Tangan yang dulu menjanjikan erotisme kini penuh darah.  Orlac berusaha lari dari tangannya sendiri, tetapi kedua tangan itu tetap menempel di tubuhnya. Dia pun merenung  panjang lalu menemukan fakta bahwa dr. Cerral ternyata telah menempelkan tangan seorang pembunuh yang dihukum potong tangan untuk dirinya.

Sejak saat itu Orlac menyadari ada yang salah dalam dirinya. Kedua tangan pria kriminal itu ternyata masih mematuhi pemilik awal, yang membuat Orlac melakukan perbuatan mengerikan yang berlawanan dengan nuraninya sendiri. Akhirnya, tangan berdarah Orlac dilucuti. Pengadilan memutuskan dia tidak bersalah. Orlac kemudian kembali ke pianonya meski tidak lagi membuat malaikat menari.
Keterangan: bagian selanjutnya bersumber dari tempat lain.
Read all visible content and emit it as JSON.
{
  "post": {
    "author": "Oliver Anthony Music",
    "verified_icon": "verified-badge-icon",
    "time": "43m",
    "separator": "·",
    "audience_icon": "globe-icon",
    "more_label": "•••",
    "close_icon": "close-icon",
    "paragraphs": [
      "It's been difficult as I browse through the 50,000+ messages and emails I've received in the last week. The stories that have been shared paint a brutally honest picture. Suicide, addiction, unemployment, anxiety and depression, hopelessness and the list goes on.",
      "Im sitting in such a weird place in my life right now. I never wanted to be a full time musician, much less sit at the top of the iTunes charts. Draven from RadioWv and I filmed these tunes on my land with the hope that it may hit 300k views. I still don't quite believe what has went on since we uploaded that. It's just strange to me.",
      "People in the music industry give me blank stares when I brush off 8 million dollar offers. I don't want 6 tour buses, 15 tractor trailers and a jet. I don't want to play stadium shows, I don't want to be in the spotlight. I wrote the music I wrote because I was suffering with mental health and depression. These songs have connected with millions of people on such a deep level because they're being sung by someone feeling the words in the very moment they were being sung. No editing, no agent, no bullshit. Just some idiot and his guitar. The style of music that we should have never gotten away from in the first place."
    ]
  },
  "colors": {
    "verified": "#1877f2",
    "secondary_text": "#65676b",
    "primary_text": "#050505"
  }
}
Cerita fiktif Stephen Orlac ini ditulis oleh Maurice Renard, dalam novel berjudul ‘’Les Mains d’Orlac’’. Oleh Pascal Bruckner, kisah Orlac ini dijadikan prolog bukunya yang terkenal, ‘’The Tears of the White Man, Compassion as Contempt’’.

Apa yang dimaksud Brucker sebagai  Air Mata Orang Kulit Putih di judul bukunya itu adalah balada orang-orang Barat yang kerap menampilkan kesedihan melihat pelanggaran hak asasi manusia (HAM) di mana-mana, tetapi sementara itu mereka sendiri gemar menjual senjata ke mana-mana. Kasih sayang mereka sejatinya penghinaan. Taetpi, itu adalah tafsir Bruckner atas kisah fiktif Stephen Orlac karya Renard. Saya, Anda, kita semua, juga bebas memberi tafsir atas novel horor yang kisahnya sudah dijadikan film dengan beragam judul, mulai dari ‘’Orlacs Hände’’ (1924), ‘’Mad Love’’ (1935), ‘’The Hands of Orlac’’ (1960), sampai ‘’Hands of a Stranger’’ (1962).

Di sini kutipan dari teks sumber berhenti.